Leonard Blunt

Personal information
- Born: 29 March 1921 Worcester, England
- Died: July 2005 (aged 83–84) Evesham, Worcestershire, England
- Batting: Right-handed
- Bowling: Right arm fast-medium

Domestic team information
- 1942/43: Europeans
- 1946–1948: Worcestershire

Career statistics
| Competition | FC |
| Matches | 15 |
| Runs scored | 109 |
| Batting average | 7.26 |
| 100s/50s | 0/0 |
| Top score | 18 |
| Balls bowled | 2,058 |
| Wickets | 37 |
| Bowling average | 26.10 |
| 5 wickets in innings | 1 |
| 10 wickets in match | 0 |
| Best bowling | 5-60 |
| Catches/stumpings | 4/0 |
- Source: CricketArchive, 3 October 2008

= Leonard Blunt =

English cricketer (1929–2005)

Leonard Blunt (21 March 1929 – July 2005) was a cricketer who played first-class cricket for Worcestershire and the Europeans in the 1940s. He also stood on one occasion as a first-class umpire.

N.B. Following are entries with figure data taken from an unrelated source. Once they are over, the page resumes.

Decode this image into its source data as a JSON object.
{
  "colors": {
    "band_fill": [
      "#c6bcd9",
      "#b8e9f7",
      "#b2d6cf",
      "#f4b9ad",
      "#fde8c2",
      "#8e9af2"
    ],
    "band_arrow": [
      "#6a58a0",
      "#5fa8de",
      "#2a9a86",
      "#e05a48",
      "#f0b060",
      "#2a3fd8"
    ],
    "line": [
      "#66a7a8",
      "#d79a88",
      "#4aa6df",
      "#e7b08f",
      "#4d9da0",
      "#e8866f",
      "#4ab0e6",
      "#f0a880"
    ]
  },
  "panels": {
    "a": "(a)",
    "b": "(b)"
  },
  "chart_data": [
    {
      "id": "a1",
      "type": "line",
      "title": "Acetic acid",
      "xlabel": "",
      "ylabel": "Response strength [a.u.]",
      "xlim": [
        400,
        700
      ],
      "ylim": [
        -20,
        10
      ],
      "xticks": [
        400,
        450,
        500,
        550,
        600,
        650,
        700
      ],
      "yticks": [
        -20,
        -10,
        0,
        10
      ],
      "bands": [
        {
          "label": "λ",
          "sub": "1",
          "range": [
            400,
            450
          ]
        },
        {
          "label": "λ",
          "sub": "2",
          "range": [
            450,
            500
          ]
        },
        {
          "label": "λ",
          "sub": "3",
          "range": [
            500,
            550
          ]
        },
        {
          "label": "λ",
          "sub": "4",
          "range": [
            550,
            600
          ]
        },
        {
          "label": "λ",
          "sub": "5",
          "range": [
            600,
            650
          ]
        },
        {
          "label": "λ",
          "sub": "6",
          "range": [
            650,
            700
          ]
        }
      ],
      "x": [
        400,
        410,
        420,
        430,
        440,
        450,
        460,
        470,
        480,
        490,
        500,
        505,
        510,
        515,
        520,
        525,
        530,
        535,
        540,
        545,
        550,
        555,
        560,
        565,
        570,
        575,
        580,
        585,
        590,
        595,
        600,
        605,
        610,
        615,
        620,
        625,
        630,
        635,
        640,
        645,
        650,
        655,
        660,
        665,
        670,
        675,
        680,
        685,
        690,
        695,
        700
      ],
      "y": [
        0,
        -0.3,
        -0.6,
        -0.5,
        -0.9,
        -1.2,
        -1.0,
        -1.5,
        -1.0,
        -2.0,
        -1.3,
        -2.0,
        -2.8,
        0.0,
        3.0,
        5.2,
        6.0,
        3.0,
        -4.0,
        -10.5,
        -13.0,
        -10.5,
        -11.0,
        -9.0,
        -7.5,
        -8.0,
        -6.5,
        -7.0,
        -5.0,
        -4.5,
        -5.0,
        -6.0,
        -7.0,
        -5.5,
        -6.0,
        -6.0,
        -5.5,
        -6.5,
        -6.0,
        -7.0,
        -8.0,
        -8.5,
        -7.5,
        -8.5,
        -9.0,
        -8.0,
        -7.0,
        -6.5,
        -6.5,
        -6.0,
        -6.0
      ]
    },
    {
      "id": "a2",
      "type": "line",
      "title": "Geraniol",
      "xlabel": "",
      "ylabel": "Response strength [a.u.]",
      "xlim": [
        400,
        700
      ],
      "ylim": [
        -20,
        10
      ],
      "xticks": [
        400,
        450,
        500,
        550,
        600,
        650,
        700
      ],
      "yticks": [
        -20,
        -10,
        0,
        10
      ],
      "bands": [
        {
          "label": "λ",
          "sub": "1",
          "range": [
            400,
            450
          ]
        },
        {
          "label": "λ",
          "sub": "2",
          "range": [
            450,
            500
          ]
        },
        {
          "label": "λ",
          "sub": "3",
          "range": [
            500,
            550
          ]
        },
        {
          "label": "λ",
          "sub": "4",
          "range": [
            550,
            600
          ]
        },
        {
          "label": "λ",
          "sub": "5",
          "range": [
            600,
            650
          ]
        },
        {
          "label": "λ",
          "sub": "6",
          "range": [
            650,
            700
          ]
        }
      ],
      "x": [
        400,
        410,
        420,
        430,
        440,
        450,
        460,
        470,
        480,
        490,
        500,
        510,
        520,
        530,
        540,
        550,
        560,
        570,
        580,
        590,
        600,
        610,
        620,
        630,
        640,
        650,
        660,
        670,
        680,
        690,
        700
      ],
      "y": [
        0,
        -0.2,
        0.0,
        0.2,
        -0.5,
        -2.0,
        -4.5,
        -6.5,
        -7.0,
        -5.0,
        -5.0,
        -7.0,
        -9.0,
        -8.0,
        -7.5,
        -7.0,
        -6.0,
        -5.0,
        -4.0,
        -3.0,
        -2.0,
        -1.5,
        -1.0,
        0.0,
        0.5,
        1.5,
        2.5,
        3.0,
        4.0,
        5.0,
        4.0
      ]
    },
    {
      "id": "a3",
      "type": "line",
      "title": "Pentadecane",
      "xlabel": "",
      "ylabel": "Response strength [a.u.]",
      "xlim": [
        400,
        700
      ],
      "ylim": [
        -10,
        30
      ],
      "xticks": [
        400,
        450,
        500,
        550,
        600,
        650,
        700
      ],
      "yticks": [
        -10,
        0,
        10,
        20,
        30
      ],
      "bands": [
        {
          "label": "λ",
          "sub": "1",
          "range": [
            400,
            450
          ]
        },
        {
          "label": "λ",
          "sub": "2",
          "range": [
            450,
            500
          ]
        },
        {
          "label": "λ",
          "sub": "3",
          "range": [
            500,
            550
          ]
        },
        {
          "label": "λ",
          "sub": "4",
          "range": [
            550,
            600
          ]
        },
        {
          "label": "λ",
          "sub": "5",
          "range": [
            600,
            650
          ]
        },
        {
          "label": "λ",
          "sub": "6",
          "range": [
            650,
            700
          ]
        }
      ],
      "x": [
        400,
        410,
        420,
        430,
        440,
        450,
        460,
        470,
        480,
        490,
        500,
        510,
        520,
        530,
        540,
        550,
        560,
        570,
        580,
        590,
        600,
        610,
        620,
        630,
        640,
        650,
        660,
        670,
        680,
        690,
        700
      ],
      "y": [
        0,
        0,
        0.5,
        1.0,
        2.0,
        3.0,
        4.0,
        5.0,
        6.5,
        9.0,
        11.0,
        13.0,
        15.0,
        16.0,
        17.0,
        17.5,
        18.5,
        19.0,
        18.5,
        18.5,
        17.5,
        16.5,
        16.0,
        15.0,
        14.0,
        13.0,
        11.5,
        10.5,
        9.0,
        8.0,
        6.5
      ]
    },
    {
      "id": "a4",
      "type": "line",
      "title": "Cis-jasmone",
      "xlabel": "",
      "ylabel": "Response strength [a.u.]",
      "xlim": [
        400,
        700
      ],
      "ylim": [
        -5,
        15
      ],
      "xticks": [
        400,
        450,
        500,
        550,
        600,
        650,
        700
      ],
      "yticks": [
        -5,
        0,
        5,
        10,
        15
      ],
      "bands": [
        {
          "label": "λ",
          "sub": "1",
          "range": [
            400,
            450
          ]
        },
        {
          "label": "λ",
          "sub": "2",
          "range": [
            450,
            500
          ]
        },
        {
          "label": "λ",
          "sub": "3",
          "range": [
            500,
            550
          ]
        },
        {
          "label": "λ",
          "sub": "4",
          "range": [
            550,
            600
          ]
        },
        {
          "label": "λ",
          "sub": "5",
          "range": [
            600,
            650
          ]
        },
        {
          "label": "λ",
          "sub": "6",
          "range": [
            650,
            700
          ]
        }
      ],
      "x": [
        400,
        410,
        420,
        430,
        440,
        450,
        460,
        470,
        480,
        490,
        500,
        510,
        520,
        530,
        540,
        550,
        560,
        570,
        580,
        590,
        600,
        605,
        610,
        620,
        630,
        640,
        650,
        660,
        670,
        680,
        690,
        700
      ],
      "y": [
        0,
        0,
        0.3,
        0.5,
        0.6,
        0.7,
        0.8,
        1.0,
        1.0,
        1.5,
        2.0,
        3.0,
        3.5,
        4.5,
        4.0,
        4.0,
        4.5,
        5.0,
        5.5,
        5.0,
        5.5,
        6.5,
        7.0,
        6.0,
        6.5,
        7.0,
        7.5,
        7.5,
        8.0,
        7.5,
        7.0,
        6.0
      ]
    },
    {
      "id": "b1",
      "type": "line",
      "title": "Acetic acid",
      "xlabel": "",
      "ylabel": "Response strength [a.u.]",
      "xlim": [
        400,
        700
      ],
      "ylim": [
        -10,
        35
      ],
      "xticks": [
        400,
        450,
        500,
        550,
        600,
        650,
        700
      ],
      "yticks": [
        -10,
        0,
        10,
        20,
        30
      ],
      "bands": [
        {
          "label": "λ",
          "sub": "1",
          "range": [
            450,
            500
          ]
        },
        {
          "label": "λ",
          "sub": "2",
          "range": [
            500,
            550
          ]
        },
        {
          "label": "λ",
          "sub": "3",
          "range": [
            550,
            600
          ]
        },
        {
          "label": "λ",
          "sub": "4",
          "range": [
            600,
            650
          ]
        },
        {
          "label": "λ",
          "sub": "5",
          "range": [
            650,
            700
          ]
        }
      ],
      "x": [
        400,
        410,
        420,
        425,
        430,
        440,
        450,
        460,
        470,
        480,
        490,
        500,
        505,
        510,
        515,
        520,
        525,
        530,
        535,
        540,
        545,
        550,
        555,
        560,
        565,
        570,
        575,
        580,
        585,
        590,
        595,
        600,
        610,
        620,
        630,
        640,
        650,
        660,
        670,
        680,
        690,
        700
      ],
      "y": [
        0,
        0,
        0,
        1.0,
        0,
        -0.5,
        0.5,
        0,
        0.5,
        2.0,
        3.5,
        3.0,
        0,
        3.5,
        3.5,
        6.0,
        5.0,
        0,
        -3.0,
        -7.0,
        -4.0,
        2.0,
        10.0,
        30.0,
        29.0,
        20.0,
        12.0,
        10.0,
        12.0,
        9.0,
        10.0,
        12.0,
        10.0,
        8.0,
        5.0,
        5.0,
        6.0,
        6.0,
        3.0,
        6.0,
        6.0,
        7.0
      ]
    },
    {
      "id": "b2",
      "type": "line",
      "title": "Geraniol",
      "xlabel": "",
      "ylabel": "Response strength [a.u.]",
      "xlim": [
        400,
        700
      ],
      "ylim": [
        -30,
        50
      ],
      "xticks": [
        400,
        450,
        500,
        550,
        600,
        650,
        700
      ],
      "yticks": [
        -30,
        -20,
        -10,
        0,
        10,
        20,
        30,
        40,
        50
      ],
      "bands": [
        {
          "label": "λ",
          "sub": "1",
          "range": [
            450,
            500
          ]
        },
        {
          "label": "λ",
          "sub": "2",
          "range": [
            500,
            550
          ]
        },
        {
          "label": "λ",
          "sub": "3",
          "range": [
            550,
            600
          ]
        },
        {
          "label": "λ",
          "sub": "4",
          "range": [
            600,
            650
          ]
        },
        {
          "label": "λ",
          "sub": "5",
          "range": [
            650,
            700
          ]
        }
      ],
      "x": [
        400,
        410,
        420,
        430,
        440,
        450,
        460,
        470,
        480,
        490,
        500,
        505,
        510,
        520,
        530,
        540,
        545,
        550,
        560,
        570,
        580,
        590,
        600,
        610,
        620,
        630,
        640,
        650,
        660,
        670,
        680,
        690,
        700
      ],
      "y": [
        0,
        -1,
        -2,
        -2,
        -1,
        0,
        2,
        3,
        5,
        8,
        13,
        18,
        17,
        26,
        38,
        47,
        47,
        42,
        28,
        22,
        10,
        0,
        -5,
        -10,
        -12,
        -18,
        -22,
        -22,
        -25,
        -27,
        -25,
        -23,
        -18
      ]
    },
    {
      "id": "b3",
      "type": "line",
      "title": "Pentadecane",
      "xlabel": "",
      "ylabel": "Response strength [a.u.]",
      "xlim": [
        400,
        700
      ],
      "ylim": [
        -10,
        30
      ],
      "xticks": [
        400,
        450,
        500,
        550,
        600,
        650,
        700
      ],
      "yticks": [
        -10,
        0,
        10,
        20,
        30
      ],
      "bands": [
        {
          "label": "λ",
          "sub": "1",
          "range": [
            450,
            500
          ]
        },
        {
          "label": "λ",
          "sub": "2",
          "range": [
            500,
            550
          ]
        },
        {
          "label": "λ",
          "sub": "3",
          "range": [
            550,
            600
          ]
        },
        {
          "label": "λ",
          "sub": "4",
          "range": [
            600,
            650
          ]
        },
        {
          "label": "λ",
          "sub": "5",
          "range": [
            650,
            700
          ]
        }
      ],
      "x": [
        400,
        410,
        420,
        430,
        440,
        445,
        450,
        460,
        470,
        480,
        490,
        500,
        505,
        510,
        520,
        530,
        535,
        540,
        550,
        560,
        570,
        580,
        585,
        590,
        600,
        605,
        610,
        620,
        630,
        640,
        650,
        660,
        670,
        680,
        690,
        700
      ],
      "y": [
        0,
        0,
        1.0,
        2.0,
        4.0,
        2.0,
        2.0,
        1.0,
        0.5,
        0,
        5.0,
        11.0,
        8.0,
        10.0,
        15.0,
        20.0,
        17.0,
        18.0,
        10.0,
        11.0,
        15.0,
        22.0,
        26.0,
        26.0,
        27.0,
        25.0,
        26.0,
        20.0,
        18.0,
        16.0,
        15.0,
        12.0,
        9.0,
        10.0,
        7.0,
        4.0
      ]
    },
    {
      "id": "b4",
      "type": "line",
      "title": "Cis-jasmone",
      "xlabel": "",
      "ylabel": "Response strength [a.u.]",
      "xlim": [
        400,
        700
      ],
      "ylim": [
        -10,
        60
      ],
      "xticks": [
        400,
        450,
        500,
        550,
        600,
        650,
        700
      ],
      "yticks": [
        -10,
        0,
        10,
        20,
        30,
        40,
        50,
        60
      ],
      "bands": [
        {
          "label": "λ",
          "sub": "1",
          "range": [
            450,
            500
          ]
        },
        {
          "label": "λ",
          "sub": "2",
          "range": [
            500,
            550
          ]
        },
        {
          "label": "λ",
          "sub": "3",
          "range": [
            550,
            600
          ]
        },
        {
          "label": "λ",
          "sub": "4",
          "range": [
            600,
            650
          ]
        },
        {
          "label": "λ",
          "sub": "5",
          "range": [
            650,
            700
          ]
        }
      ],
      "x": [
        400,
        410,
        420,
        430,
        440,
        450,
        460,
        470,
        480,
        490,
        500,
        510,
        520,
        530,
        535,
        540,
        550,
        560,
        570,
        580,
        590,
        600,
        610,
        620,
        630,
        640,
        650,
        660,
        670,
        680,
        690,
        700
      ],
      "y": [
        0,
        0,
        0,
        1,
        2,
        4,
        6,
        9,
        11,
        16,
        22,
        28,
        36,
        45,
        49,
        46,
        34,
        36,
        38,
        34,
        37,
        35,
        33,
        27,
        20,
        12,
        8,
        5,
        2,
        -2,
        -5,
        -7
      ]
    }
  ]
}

Blunt made his first-class debut on Boxing Day 1942, turning out for Europeans against Indians in the Madras Presidency Match; he took four wickets and made a duck in his only innings.

After the end of the Second World War, Blunt played 14 first-class games for Worcestershire between 1946 and 1948, and he made a good start to his county cricket career by taking seven wickets (including his career best of 5-60) against Hampshire at Southampton on debut.
However, he could not keep up this form, and after 1946 he appeared but rarely.

Although he was not seen in the first-class game after 1948, Blunt continued to play for Worcestershire's Second XI for another year, and in the early 1950s produced some impressive performances in minor counties cricket for Cheshire. He took 8–20 against Yorkshire's Second XI in late May 1951,
and had a remarkable run against Northumberland in July of the following year: in three consecutive innings, spread over two games, Blunt claimed 5-49, 6-49 and 6-46.

After the end of his Worcestershire career, Blunt had a single outing as a first-class umpire, standing in a match between Worcestershire and the Combined Services in 1949.